Meine Texte zum Nachhören und Nachlesen
Ohne seinen Vater
Ohne seinen Vater
Ein kleiner Junge steht im Wald
und hofft, sein Vater käme bald.
Doch der Vater ist weit weg,
alles Rufen hat keinen Zweck.
Der kleine Junge schreit und weint,
doch seine Tränen bleiben unbeachtet,
die Rufe ungehört.
Er fühlt sich allein.
Und er bleibt allein.
Gerne hätte er seinem Papa viele Dinge erzählt,
von den Guten und von den Schlechten,
doch der Vater ist nicht da.
Er kann nicht zuhören und nicht zusehen.
So erfindet der kleine Junge seine eigene Sprache,
eine Zeichensprache:
Er gebärdet sich auf seine Weise.
Doch auch die Tiere des Waldes verstehen ihn nicht recht.
So gebärdet er sich immer wilder und wogender,
immer lebendiger in der Hoffnung,
dass ihn doch noch jemand verstehen möge.
Doch er bleibt allein und unverstanden.
Sein Vater kommt nicht mehr näher,
im Gegenteil:
Er entfernt sich immer weiter von ihm.
Der kleine Junge hat keine Chance,
ihn jemals wieder zu sehen.
Er hat den Vater verloren – für immer –
schon früh – konnte er ihn nicht mehr erreichen.
Seine Augen – so traurig – so klein,
so verweint, so einsam. Soo Hilfe suchend!
Die Tiere geben ihm Halt, nehmen ihn auf,
doch auch sie können ihm nicht wirklich helfen.
So wächst der Junge auf und wird langsam größer –
nicht erwachsen, aber größer.
Er kann sich ernähren und überlebt,
aber er bleibt ein trauriges Kind,
voller Hoffnung, aber einsam,
irgendwann vergisst er sogar seine Sprache und wird stumm –
stumme Schreie, die aus seinen Augen klingen,
stumme Worte, die seine Hände gebärden.
Er weiß nicht mehr, wohin mit sich.
Alle Zukunft scheint unerreichbar.
Wo beginnt sie? Im Hier und Jetzt?
Oder erst morgen? Morgen ist unendlich weit weg.
Viel zu weit für den kleinen Jungen –
einfach unerreichbar!
Doch der Junge gibt nicht auf!
Er trauert um seinen Vater
und verabschiedet sich von ihm. Für immer!
Dann denkt er lange nach und kommt zu dem Schluss,
dass er ein schlaues Kerlchen sein muss.
Denn erstens hat er bis heute überlebt,
und zweitens hat er eine eigene Sprache erfunden,
sich seine eigene Welt geschaffen.
Und so beschließt er, die Sprache der Tiere zu lernen,
um sich mit ihnen besser verständigen zu können.

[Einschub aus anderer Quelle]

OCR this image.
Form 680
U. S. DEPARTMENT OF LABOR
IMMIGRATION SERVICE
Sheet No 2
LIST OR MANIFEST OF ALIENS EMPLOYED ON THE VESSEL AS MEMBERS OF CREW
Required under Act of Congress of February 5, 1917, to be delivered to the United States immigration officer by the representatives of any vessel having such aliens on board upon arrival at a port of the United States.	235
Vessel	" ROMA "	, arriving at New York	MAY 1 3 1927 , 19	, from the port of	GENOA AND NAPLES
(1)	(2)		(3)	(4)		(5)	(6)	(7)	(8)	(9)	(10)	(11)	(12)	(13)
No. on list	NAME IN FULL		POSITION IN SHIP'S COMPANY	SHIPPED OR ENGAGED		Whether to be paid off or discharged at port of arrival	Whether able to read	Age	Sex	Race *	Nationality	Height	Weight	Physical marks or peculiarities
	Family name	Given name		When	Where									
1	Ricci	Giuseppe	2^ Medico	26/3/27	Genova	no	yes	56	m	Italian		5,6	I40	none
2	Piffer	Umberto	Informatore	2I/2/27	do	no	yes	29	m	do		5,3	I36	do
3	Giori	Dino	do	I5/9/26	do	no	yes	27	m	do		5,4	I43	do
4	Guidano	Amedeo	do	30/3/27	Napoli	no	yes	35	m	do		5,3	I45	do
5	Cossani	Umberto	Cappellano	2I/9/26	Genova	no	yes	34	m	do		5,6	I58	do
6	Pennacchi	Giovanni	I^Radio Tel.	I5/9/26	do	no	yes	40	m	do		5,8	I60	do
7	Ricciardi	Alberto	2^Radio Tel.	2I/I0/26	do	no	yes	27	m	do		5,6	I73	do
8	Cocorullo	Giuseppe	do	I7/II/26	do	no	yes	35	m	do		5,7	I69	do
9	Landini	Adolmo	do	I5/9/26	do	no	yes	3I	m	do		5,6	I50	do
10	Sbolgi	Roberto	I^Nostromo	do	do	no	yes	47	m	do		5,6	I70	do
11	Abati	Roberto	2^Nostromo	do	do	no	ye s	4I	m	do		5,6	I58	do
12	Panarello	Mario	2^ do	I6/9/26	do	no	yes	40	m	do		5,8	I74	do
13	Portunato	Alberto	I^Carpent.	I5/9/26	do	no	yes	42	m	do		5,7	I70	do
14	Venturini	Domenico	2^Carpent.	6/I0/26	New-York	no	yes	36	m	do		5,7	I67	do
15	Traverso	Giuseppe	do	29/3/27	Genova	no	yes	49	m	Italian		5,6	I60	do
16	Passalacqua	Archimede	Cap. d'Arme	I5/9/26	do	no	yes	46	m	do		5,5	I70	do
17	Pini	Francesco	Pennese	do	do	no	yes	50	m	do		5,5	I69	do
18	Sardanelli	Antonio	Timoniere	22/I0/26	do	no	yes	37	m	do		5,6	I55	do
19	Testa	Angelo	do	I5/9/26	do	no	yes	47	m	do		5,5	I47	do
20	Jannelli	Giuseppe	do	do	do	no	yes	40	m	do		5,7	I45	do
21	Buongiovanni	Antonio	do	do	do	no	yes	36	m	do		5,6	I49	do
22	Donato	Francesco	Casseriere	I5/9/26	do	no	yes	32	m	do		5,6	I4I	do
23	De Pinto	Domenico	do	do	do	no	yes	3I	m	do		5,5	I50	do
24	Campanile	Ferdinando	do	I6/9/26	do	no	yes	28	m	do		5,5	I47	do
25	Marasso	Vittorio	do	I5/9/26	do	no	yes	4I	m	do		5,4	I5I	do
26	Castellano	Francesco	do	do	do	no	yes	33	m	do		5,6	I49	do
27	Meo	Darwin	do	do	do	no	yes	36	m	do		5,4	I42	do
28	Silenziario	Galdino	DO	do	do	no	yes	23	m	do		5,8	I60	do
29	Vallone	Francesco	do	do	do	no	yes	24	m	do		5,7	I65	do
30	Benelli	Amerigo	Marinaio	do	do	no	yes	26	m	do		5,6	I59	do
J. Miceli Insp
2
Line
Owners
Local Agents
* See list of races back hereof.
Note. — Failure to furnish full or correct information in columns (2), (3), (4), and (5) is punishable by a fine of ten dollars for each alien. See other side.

Und als das nach langer Zeit gelingt,
beginnt der große Junge, erwachsen zu werden.
Und jetzt, wo ihn die Tiere des Waldes verstehen können,
können sie ihm all das geben, was er so vermisst hat.
Und der Junge blüht auf, wächst und gedeiht weiter.
Er hat sich auf seine Stärken besonnen
und sein Leben aus eigener Kraft verändert.
Und so lebt er von nun an glücklich und zufrieden
mit den Tieren inmitten des Waldes,
seinem Zuhause, auch ohne seinen Vater.